Given these limitations and the current gaps in the scientific and medical literature on these topics, it is crucial that as evidence-based medicine regarding EHS continues to evolve, recommendations be developed to guide clinicians in optimizing patient outcomes. To this end, we held a roundtable meeting on May 28, 2019, in Orlando, Florida with the support of the National Athletic Trainers' Association, Korey Stringer Institute, and the American College of Sports Medicine, to convene 33 attendees with expertise in the management and care of EHS, thermal physiology, sports medicine, biometeorology, emergency medicine, and epidemiology to develop a consensus on preseason heat safety in secondary school athletes.

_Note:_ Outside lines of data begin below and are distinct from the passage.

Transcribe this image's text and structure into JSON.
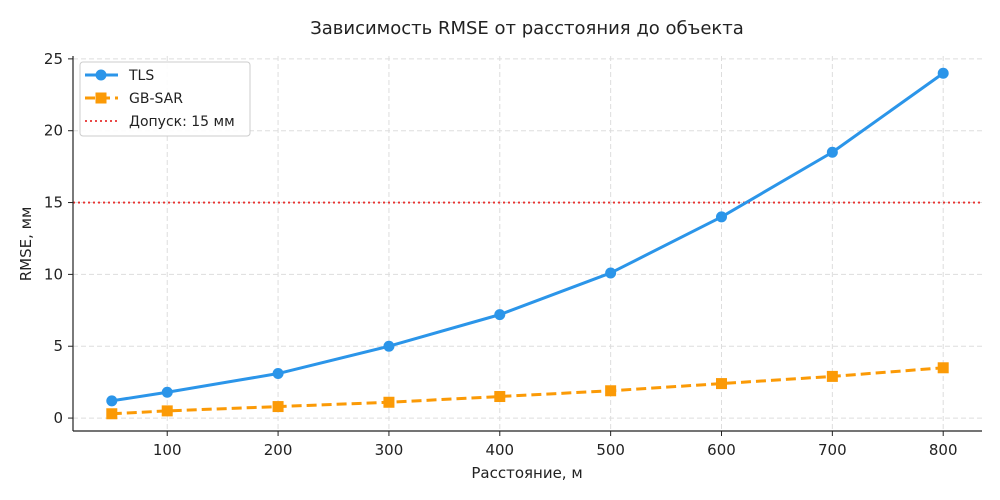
{
  "chart_data": {
    "type": "line",
    "title": "Зависимость RMSE от расстояния до объекта",
    "xlabel": "Расстояние, м",
    "ylabel": "RMSE, мм",
    "xlim": [
      15,
      835
    ],
    "ylim": [
      -0.9,
      25.2
    ],
    "xticks": [
      100,
      200,
      300,
      400,
      500,
      600,
      700,
      800
    ],
    "yticks": [
      0,
      5,
      10,
      15,
      20,
      25
    ],
    "grid": true,
    "legend_position": "top-left",
    "x": [
      50,
      100,
      200,
      300,
      400,
      500,
      600,
      700,
      800
    ],
    "series": [
      {
        "name": "TLS",
        "values": [
          1.2,
          1.8,
          3.1,
          5.0,
          7.2,
          10.1,
          14.0,
          18.5,
          24.0
        ],
        "color": "#2b95e9",
        "marker": "circle",
        "style": "solid"
      },
      {
        "name": "GB-SAR",
        "values": [
          0.3,
          0.5,
          0.8,
          1.1,
          1.5,
          1.9,
          2.4,
          2.9,
          3.5
        ],
        "color": "#fb9a06",
        "marker": "square",
        "style": "dashed"
      }
    ],
    "reference_line": {
      "label": "Допуск: 15 мм",
      "y": 15,
      "color": "#e8312f",
      "style": "dotted"
    }
  }
}
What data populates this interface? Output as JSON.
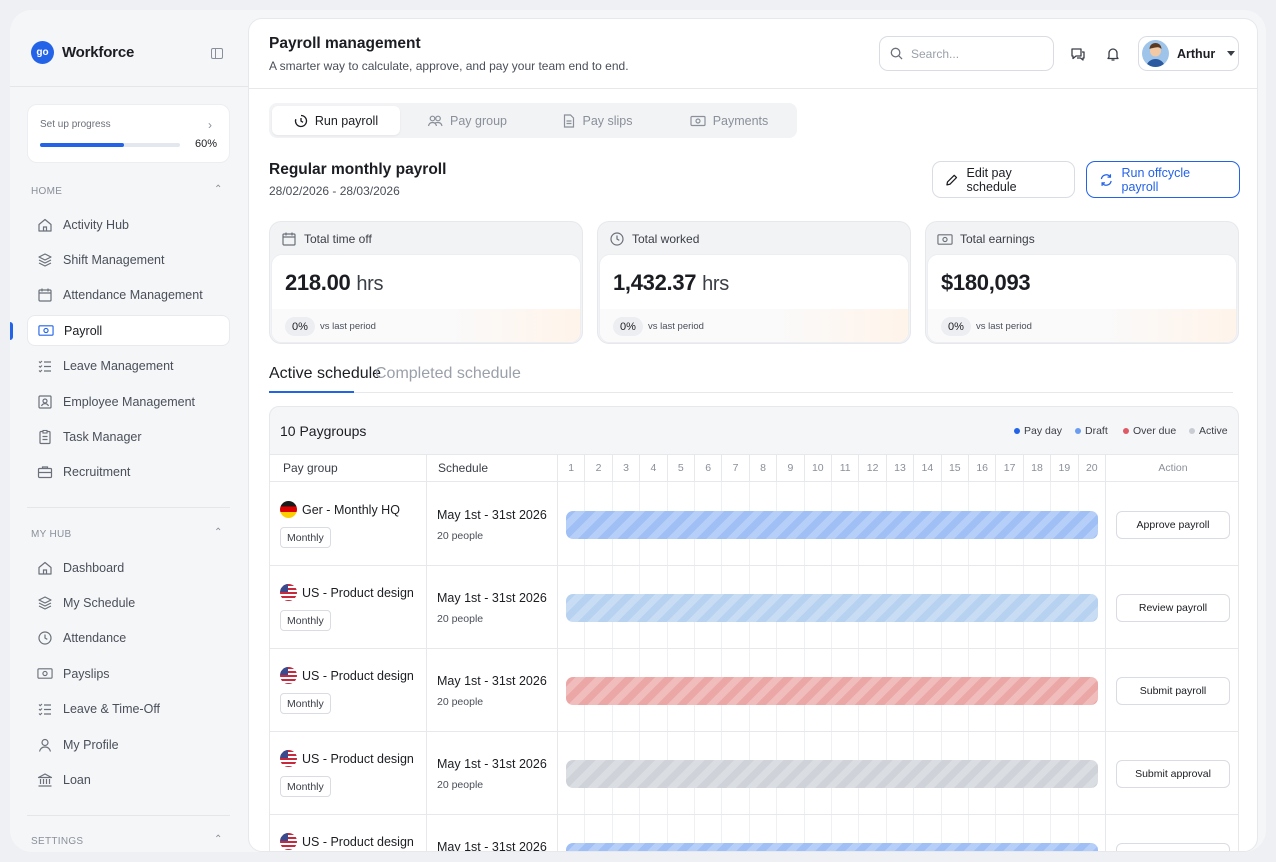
{
  "brand": {
    "logo_text": "go",
    "name": "Workforce"
  },
  "setup": {
    "label": "Set up progress",
    "percent": "60%",
    "progress": 0.6
  },
  "sections": {
    "home": "HOME",
    "my_hub": "MY HUB",
    "settings": "SETTINGS"
  },
  "nav_home": [
    {
      "label": "Activity Hub",
      "icon": "home-icon"
    },
    {
      "label": "Shift Management",
      "icon": "layers-icon"
    },
    {
      "label": "Attendance Management",
      "icon": "calendar-icon"
    },
    {
      "label": "Payroll",
      "icon": "money-icon",
      "active": true
    },
    {
      "label": "Leave Management",
      "icon": "checklist-icon"
    },
    {
      "label": "Employee Management",
      "icon": "id-card-icon"
    },
    {
      "label": "Task Manager",
      "icon": "clipboard-icon"
    },
    {
      "label": "Recruitment",
      "icon": "briefcase-icon"
    }
  ],
  "nav_hub": [
    {
      "label": "Dashboard",
      "icon": "home-icon"
    },
    {
      "label": "My Schedule",
      "icon": "layers-icon"
    },
    {
      "label": "Attendance",
      "icon": "clock-icon"
    },
    {
      "label": "Payslips",
      "icon": "money-icon"
    },
    {
      "label": "Leave & Time-Off",
      "icon": "checklist-icon"
    },
    {
      "label": "My Profile",
      "icon": "user-icon"
    },
    {
      "label": "Loan",
      "icon": "bank-icon"
    }
  ],
  "header": {
    "title": "Payroll management",
    "subtitle": "A smarter way to calculate, approve, and pay your team end to end.",
    "search_placeholder": "Search...",
    "user_name": "Arthur"
  },
  "tabs": [
    "Run payroll",
    "Pay group",
    "Pay slips",
    "Payments"
  ],
  "payroll": {
    "title": "Regular monthly payroll",
    "dates": "28/02/2026 - 28/03/2026",
    "edit_button": "Edit pay schedule",
    "offcycle_button": "Run offcycle payroll"
  },
  "stats": [
    {
      "label": "Total time off",
      "value": "218.00",
      "unit": "hrs",
      "change": "0%",
      "vs": "vs last period",
      "icon": "calendar-icon"
    },
    {
      "label": "Total worked",
      "value": "1,432.37",
      "unit": "hrs",
      "change": "0%",
      "vs": "vs last period",
      "icon": "clock-icon"
    },
    {
      "label": "Total earnings",
      "value": "$180,093",
      "unit": "",
      "change": "0%",
      "vs": "vs last period",
      "icon": "money-icon"
    }
  ],
  "subtabs": {
    "active": "Active schedule",
    "completed": "Completed schedule"
  },
  "grid": {
    "title": "10 Paygroups",
    "legend": [
      {
        "label": "Pay day",
        "color": "#2363e8"
      },
      {
        "label": "Draft",
        "color": "#6a9cf0"
      },
      {
        "label": "Over due",
        "color": "#e05a66"
      },
      {
        "label": "Active",
        "color": "#c9ccd2"
      }
    ],
    "col_paygroup": "Pay group",
    "col_schedule": "Schedule",
    "col_action": "Action",
    "days": [
      "1",
      "2",
      "3",
      "4",
      "5",
      "6",
      "7",
      "8",
      "9",
      "10",
      "11",
      "12",
      "13",
      "14",
      "15",
      "16",
      "17",
      "18",
      "19",
      "20"
    ],
    "rows": [
      {
        "flag": "de",
        "name": "Ger - Monthly HQ",
        "badge": "Monthly",
        "schedule": "May 1st - 31st 2026",
        "people": "20 people",
        "status": "payday",
        "action": "Approve payroll"
      },
      {
        "flag": "us",
        "name": "US - Product design",
        "badge": "Monthly",
        "schedule": "May 1st - 31st 2026",
        "people": "20 people",
        "status": "draft",
        "action": "Review payroll"
      },
      {
        "flag": "us",
        "name": "US - Product design",
        "badge": "Monthly",
        "schedule": "May 1st - 31st 2026",
        "people": "20 people",
        "status": "overdue",
        "action": "Submit payroll"
      },
      {
        "flag": "us",
        "name": "US - Product design",
        "badge": "Monthly",
        "schedule": "May 1st - 31st 2026",
        "people": "20 people",
        "status": "active",
        "action": "Submit approval"
      },
      {
        "flag": "us",
        "name": "US - Product design",
        "badge": "",
        "schedule": "May 1st - 31st 2026",
        "people": "",
        "status": "payday",
        "action": ""
      }
    ]
  }
}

Three specific aims guided the meeting attendees in the development of evidence-based recommendations pertaining to the global topic of preseason heat safety in secondary school athletes:
Provide best-practice recommendations for the development and implementation of heat-acclimatization strategies within secondary school athletics
Create best-practice recommendations on the use of thermal indices and environmental monitoring to determine work-to-rest ratios and facilitate further implementation of environmental monitoring during activity in the heat
Update secondary school–specific recommendations for the prehospital management and care of patients with EHS and supply actionable strategies for the implementation of these recommendations in the secondary school setting
From these aims, 3 consensus statements19–21 were written. They are published in this issue of the Journal of Athletic Training. With clinical implementation in mind, we drafted these consensus documents to the previous consensus22 document provide clinicians with evidence-based recommendations coupled with various approaches to optimize implementation within secondary school athletics. Secondary school clinicians must remain steadfast in their efforts to optimize the care they provide their patients by implementing the recommendations from these consensus statements in their clinical practice.